I’m also now a qualified exam access arrangements assessor. The first module of my Masters recently completed before I jumped back from a Level 7 qualification to a Level 6 to get my PGDE. Which I’ve been able to fund because... Oh yeah, because I’m not drinking.
This is a pretty big jump back to a year ago when I worked part time in a pub while I tried to figure out what I wanted to do with my life. It’s a pretty big jump back to a blog I wrote about preferring to drink beer over my career. Although that was more social commentary on not being responsible for carrying the weight of other people’s unrealistic expectations on my sexy, broad shoulders. After all, my pub job helped us to buy a house and figure out where to go next and what a decision that was.
I’ve finally found my niche, surrounded by glorious, inspiring, beautiful people and where I travel from here is anybody’s guess.

10. I can save money! SHOCKER!

This is a big one. In the last six months, I have paid off half of my credit card debt (around £1500) and managed to save the same amount. £3000 in six months. That’s £500 a month that I alone was spending on booze, takeaways and hangover cures. Now factor in what Hubs was spending too. Probably around double that. £1500 a month between us on the party lifestyle. £18k a year.
Guess what I’d rather have? YES! The fucking money.
After a year in our first home, we actually have the money available to decorate the way we planned when we bought the house a year ago. The living room is currently in the process of being completed with a media unit, self built bookshelves and a catopia corner. Don’t ask. Seriously though… Don’t.

Not only do we have the money to bring our dreams into reality, we have the motivation to make it happen. We’re not so hungover on a Saturday morning that we couldn’t possibly manage an IKEA run. Or even drive anywhere. *EDIT* I wrote this prior to my husband spending Friday night in the pub getting shitfaced and having to force him out of bed like some stroppy Mother/teenage son relationship at 10.30am this morning. I did, however, get 1-1 doggo snuggles and coffee so… Works for me.
I haven’t been strict with my spending. I have enough budgeted to enjoy my weekends and still save money. Once we’ve finished our living room, ready for Xmas, we’ll finish saving to pay off remaining credit cards and somebody’s overdraft. Ahem. Then, finally, we might get the honeymoon we never had!

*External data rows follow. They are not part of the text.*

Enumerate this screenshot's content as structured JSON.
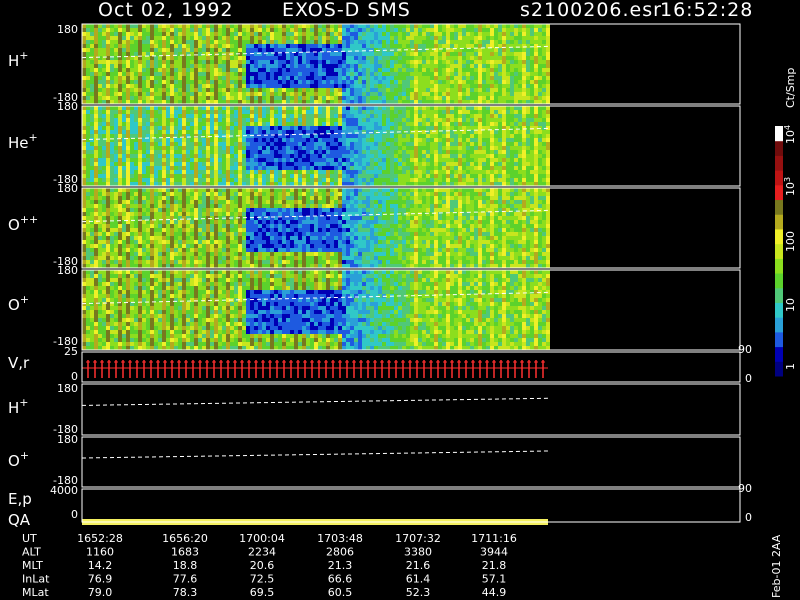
{
  "header": {
    "date": "Oct 02, 1992",
    "instrument": "EXOS-D SMS",
    "file": "s2100206.esr",
    "time": "16:52:28"
  },
  "colors": {
    "background": "#000000",
    "frame": "#ffffff",
    "trace": "#ffffff",
    "vr_marks": "#ff3030",
    "qa_bar": "#f4f060"
  },
  "colorbar": {
    "title": "Ct/Smp",
    "ticks": [
      "10^4",
      "10^3",
      "100",
      "10",
      "1"
    ],
    "colors": [
      "#000080",
      "#0000b4",
      "#1e5ae0",
      "#2aa0d8",
      "#30c8c8",
      "#50c878",
      "#5cd22c",
      "#8cde1e",
      "#c8e61e",
      "#f0f028",
      "#b4aa1e",
      "#78781e",
      "#e61e1e",
      "#be1414",
      "#961010",
      "#700c0c",
      "#ffffff"
    ]
  },
  "chart_data": {
    "type": "heatmap",
    "title": "Oct 02, 1992 EXOS-D SMS",
    "x_axis": {
      "label": "UT",
      "ticks": [
        "1652:28",
        "1656:20",
        "1700:04",
        "1703:48",
        "1707:32",
        "1711:16"
      ]
    },
    "panels": [
      {
        "label": "H",
        "sup": "+",
        "kind": "spectrogram",
        "ymin": "-180",
        "ymax": "180"
      },
      {
        "label": "He",
        "sup": "+",
        "kind": "spectrogram",
        "ymin": "-180",
        "ymax": "180"
      },
      {
        "label": "O",
        "sup": "++",
        "kind": "spectrogram",
        "ymin": "-180",
        "ymax": "180"
      },
      {
        "label": "O",
        "sup": "+",
        "kind": "spectrogram",
        "ymin": "-180",
        "ymax": "180"
      },
      {
        "label": "V,r",
        "sup": "",
        "kind": "vr",
        "left_top": "25",
        "left_bottom": "0",
        "right_top": "90",
        "right_bottom": "0"
      },
      {
        "label": "H",
        "sup": "+",
        "kind": "trace",
        "ymin": "-180",
        "ymax": "180"
      },
      {
        "label": "O",
        "sup": "+",
        "kind": "trace",
        "ymin": "-180",
        "ymax": "180"
      },
      {
        "label": "E,p",
        "label2": "QA",
        "kind": "ep",
        "left_top": "4000",
        "left_bottom": "0",
        "right_top": "90",
        "right_bottom": "0"
      }
    ],
    "orbit_table": {
      "rows": [
        {
          "name": "UT",
          "values": [
            "1652:28",
            "1656:20",
            "1700:04",
            "1703:48",
            "1707:32",
            "1711:16"
          ]
        },
        {
          "name": "ALT",
          "values": [
            "1160",
            "1683",
            "2234",
            "2806",
            "3380",
            "3944"
          ]
        },
        {
          "name": "MLT",
          "values": [
            "14.2",
            "18.8",
            "20.6",
            "21.3",
            "21.6",
            "21.8"
          ]
        },
        {
          "name": "InLat",
          "values": [
            "76.9",
            "77.6",
            "72.5",
            "66.6",
            "61.4",
            "57.1"
          ]
        },
        {
          "name": "MLat",
          "values": [
            "79.0",
            "78.3",
            "69.5",
            "60.5",
            "52.3",
            "44.9"
          ]
        }
      ]
    }
  },
  "footer_note": "Feb-01 2AA"
}
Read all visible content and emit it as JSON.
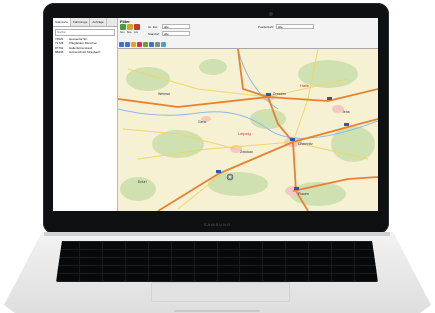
{
  "device": {
    "brand": "SAMSUNG"
  },
  "app": {
    "tabs": [
      {
        "label": "Standorte"
      },
      {
        "label": "Fahrzeuge"
      },
      {
        "label": "Aufträge"
      }
    ],
    "search": {
      "placeholder": "Suche"
    },
    "locations": [
      {
        "code": "74523",
        "name": "Hessental Str."
      },
      {
        "code": "71726",
        "name": "Pflugfelden München"
      },
      {
        "code": "97762",
        "name": "Hallerfetzenstand"
      },
      {
        "code": "88636",
        "name": "Grüneschnitt Strasbach"
      }
    ],
    "filter": {
      "title": "Filter",
      "icons": [
        "new-icon",
        "edit-icon",
        "delete-icon"
      ],
      "icon_labels": [
        "Neu",
        "Bea",
        "Lös"
      ],
      "field1_label": "Gr. Ext.",
      "field1_value": "alle",
      "field2_label": "Standort",
      "field2_value": "alle",
      "field3_label": "Postleitzahl",
      "field3_value": "alle"
    },
    "map": {
      "labels": [
        "Halle",
        "Leipzig",
        "Dresden",
        "Chemnitz",
        "Zwickau",
        "Plauen",
        "Gera",
        "Jena",
        "Erfurt",
        "Weimar"
      ]
    }
  }
}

It’s taken six months to reset my brain but I’m finally there. That’s not to say that there isn’t the odd time where I would love a drink but I don’t have to lock myself in the bathroom to make sure I don’t have one anymore. How could I miss feeling like shit all of the time?!

I know that I can manage life and difficult situations without a crutch. I can do this myself. Finally.

So to cap this rambling piece of narcissistic extravagance off, here’s something I say to my students a lot.

Just do you.

Whatever it is that you want to be, do it. Happiness is not something I was ever taught to want in life but it is the only thing we have. Be happy. Just do you.